Divyenndu, in an exclusive interview with OTTplay, also said that stories on the Bhopal Gas Tragedy should have been talked about much more in the films.
Divyenndu surprised with his performance as Balwant, aka Express Bandit, a thief who becomes a major help in The Railway Men. He plays among the lead actors alongside Kay Kay Menon, R. Madhavan, and Babil Khan in the Netflix series based on the Bhopal Gas Tragedy. Now, during an exclusive interaction with OTTplay, Divyenndu shed light on the profound impact it had on him and the need for more stories addressing significant historical events in Indian cinema.
Personal connection to the tragedy
Talking about the gravity of the tragedy, which he realised, the actor stated, "For me, a friend's father was actually involved in the whole incident. So he narrated to us what happened. But that was also, honestly, just a conversation one evening, and you move ahead in life and do other things. But yeah, reading this script and shooting this project made you realise again the gravity of it, and I mean the whole scale of it."
He further spoke about the importance of having a conversation about this tragic incident by saying, "It should have been talked about much more in our films and in our cinema, and I was very glad that I could be part of it. All of us could be part of such a story, which would somewhere again, if not start a conversation but give some kind of appreciation to the people, especially the railway men, where we don't ever realise their contribution in other things, but to the Bhopal gas leak, how these guys handled and saved 1000s of people."

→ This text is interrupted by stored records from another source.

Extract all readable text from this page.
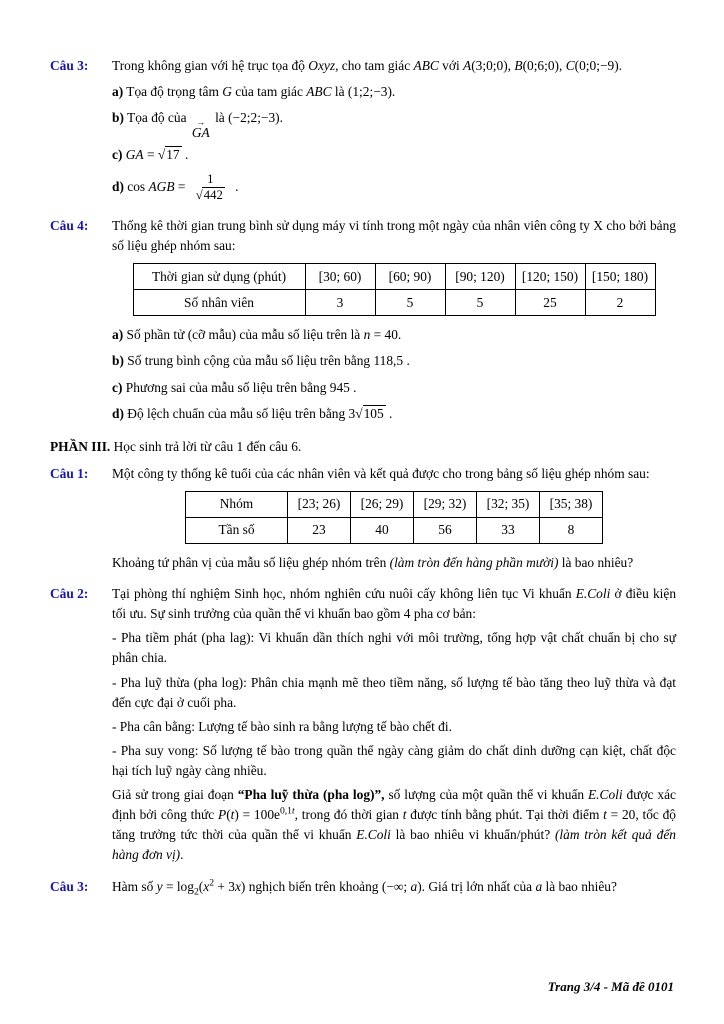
Câu 3:	Trong không gian với hệ trục tọa độ Oxyz, cho tam giác ABC với A(3;0;0), B(0;6;0), C(0;0;−9).

a) Tọa độ trọng tâm G của tam giác ABC là (1;2;−3).

b) Tọa độ của →
GA
là (−2;2;−3).

c) GA = √17 .

d) cos AGB = $\frac{1}{√442}$ .

Câu 4:	Thống kê thời gian trung bình sử dụng máy vi tính trong một ngày của nhân viên công ty X cho bởi bảng số liệu ghép nhóm sau:

Thời gian sử dụng (phút)	[30; 60)	[60; 90)	[90; 120)	[120; 150)	[150; 180)
Số nhân viên	3	5	5	25	2

a) Số phần tử (cỡ mẫu) của mẫu số liệu trên là n = 40.

b) Số trung bình cộng của mẫu số liệu trên bằng 118,5 .

c) Phương sai của mẫu số liệu trên bằng 945 .

d) Độ lệch chuẩn của mẫu số liệu trên bằng 3√105 .

PHẦN III. Học sinh trả lời từ câu 1 đến câu 6.

Câu 1:	Một công ty thống kê tuổi của các nhân viên và kết quả được cho trong bảng số liệu ghép nhóm sau:

Nhóm	[23; 26)	[26; 29)	[29; 32)	[32; 35)	[35; 38)
Tần số	23	40	56	33	8

Khoảng tứ phân vị của mẫu số liệu ghép nhóm trên (làm tròn đến hàng phần mười) là bao nhiêu?

Câu 2:	Tại phòng thí nghiệm Sinh học, nhóm nghiên cứu nuôi cấy không liên tục Vi khuẩn E.Coli ở điều kiện tối ưu. Sự sinh trưởng của quần thể vi khuẩn bao gồm 4 pha cơ bản:

- Pha tiềm phát (pha lag): Vi khuẩn dần thích nghi với môi trường, tổng hợp vật chất chuẩn bị cho sự phân chia.

- Pha luỹ thừa (pha log): Phân chia mạnh mẽ theo tiềm năng, số lượng tế bào tăng theo luỹ thừa và đạt đến cực đại ở cuối pha.

- Pha cân bằng: Lượng tế bào sinh ra bằng lượng tế bào chết đi.

- Pha suy vong: Số lượng tế bào trong quần thể ngày càng giảm do chất dinh dưỡng cạn kiệt, chất độc hại tích luỹ ngày càng nhiều.

Giả sử trong giai đoạn “Pha luỹ thừa (pha log)”, số lượng của một quần thể vi khuẩn E.Coli được xác định bởi công thức $P(t) = 100e^{0,1t}$, trong đó thời gian t được tính bằng phút. Tại thời điểm t = 20, tốc độ tăng trưởng tức thời của quần thể vi khuẩn E.Coli là bao nhiêu vi khuẩn/phút? (làm tròn kết quả đến hàng đơn vị).

Câu 3:	Hàm số $y = \log_2(x^2 + 3x)$ nghịch biến trên khoảng (−∞; a). Giá trị lớn nhất của a là bao nhiêu?

Trang 3/4 - Mã đề 0101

Divyenndu on portraying internal struggle in The Railway Men
Divyenndu also touched upon the complexity of his character in the series, emphasising the genius of the writing that allowed him to portray a person in constant internal struggle. He shared, "You don't, actually; you should be in that dilemma. I tell you, honestly, it's the genius of the writing that makes you be in that dilemma of a person who doesn't belong where he is right now. That's the whole beauty of it. He's constantly fighting with himself; he doesn't know this person exists within himself, and he's just discovering a new side of him as a human being vis-à-vis these other characters, who are so full of goodness, selflessness, and so much courage in whatever they do."
"So it's beautiful, that is, to not actually commit to this person being on one side; the fun is in that seesaw, which continuously happens and which was provided to me in the way it was written. The balance was important in order to avoid swaying too much on one side and to keep coming back. But like I said, it's always got to be on paper; only then can you bring it out in your performance. I was more than glad that those shades were there for me to play with, and maybe you need the trampoline to jump on. If you don't have a trampoline, you won't be able to jump so high. So it was given to me on paper," the Mirzapur actor added.
As The Railway Men continues to captivate audiences with its poignant storytelling and powerful performances, Divyenndu's insights into the series provide a deeper understanding of the challenges and responsibilities involved in portraying such significant historical events on screen. The actor expressed his gratitude for being part of a project that not only entertains but also sheds light on the unsung heroes of the Bhopal gas tragedy.